The June 14 issue of Fortune magazine featured an interview with Vanguard CEO William McNabb as a part of their C-Suite series. McNabb became CEO on August 31, 2008, two weeks before Lehman Brothers failed. Many more companies lost employees, customers, and certainly, a lot of money during the crisis. In contrast, Vanguard emerged stronger, with more customers and $210 billion net new investments from 2008 to 2010.

A number of questions were on how McNabb managed the organization through the biggest crisis. What struck me the most is about his biggest management decision during the crisis that Vanguard would not have any layoffs, even though many of their competitors did.

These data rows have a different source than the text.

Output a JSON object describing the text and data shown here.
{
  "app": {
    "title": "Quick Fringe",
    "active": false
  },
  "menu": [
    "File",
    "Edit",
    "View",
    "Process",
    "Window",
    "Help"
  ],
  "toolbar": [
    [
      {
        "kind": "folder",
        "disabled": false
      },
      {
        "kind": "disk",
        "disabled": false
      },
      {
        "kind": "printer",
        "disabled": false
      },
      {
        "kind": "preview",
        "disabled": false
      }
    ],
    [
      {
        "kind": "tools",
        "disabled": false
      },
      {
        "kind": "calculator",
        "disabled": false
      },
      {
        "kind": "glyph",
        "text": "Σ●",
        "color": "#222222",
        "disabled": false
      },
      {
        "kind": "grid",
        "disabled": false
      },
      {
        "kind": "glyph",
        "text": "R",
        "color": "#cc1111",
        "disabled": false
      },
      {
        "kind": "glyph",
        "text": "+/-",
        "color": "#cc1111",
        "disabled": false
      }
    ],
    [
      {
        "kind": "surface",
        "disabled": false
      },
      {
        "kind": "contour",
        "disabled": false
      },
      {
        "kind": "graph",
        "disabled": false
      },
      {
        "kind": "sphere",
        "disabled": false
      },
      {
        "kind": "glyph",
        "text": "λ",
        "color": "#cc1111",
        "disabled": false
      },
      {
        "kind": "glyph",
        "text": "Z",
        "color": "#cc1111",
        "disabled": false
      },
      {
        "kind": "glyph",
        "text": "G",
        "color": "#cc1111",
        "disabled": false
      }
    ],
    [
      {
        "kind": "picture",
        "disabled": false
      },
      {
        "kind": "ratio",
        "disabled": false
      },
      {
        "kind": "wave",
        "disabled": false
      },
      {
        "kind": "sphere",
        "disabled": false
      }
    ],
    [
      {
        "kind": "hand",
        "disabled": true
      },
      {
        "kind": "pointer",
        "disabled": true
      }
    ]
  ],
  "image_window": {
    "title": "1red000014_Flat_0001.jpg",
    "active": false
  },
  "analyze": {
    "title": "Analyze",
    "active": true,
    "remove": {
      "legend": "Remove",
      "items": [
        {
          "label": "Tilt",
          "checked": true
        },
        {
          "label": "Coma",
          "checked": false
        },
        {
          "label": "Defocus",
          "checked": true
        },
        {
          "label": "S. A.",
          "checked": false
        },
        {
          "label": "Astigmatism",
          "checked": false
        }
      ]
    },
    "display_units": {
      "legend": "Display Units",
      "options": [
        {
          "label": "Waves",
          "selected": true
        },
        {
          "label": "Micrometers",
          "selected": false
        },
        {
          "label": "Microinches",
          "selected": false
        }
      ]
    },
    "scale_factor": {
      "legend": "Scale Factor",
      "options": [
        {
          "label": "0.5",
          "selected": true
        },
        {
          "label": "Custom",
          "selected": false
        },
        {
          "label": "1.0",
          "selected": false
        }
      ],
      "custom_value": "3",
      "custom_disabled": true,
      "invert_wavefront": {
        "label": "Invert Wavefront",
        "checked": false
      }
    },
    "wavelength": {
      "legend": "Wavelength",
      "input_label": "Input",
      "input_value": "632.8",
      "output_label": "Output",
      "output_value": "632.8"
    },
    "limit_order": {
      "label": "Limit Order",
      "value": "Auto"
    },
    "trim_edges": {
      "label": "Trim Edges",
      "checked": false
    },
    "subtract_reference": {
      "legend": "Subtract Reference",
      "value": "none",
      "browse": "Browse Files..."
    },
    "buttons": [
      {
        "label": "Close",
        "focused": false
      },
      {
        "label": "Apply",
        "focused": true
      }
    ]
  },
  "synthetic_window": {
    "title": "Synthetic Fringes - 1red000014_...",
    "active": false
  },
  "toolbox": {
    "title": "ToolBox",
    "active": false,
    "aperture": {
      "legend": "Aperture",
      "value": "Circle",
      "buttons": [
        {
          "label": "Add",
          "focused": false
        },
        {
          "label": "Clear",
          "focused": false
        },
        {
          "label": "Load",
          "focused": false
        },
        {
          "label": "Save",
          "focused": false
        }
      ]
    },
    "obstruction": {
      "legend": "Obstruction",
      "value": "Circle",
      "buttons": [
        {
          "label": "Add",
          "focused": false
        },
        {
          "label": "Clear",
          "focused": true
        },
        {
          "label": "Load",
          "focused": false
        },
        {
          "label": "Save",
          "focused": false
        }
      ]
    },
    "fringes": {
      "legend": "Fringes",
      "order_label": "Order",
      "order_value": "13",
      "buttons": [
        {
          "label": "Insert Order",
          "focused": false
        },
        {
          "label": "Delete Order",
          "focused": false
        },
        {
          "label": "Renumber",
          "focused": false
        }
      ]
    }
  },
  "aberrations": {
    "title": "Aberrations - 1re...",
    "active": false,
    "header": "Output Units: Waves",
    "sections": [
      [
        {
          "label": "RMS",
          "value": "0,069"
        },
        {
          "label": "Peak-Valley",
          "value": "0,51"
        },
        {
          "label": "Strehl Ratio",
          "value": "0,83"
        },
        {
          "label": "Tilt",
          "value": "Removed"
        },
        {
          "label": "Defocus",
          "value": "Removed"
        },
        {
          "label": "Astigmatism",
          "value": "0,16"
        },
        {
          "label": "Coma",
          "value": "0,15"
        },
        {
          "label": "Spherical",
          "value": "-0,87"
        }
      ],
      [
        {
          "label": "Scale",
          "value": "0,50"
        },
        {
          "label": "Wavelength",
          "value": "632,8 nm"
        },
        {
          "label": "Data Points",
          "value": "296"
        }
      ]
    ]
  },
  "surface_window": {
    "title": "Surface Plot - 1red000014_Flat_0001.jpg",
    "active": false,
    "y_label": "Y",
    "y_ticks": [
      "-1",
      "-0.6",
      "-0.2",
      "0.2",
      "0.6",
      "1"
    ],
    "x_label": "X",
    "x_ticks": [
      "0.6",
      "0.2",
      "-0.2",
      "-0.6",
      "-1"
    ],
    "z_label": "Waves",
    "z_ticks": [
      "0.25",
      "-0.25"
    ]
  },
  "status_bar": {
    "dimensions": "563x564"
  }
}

His thinking behind it was “If our crew were distracted by ’Do I have a job or do I not have a job?’ there was no way they were going to serve clients well.” and “It’s incredibly important to send a positive message to our people ’Focus on the client, focus only on the client. We are going to be fine as an organization.’ ”

This is a great example of effective communication of “customer focus” by action of the leaders, not just their words. As in my earlier blog Customer Focus, the real demonstration of “customer focus” is when leaders make a conscious decision among real viable choices, such as between laying off people to boost short-term bottom line vs. supporting employees to serve the customers. Vanguard’s leaders understood what it took to develop a true customer-focus organization and stayed with the principle despite the crisis.

You can find the C-Suite video excerpts at fortune.com.

You can read more examples on how Vanguard’s founder John Bogle and previous CEO Jack Brennan created customer value and built employee trust in Loyalty Rules! by Frederick F. Reichheld. In addition, I highly recommend this and Reichheld’s other books on loyalty principles and practices for leaders who want to build an organization that delivers long-lasting value for customers, employees and investors.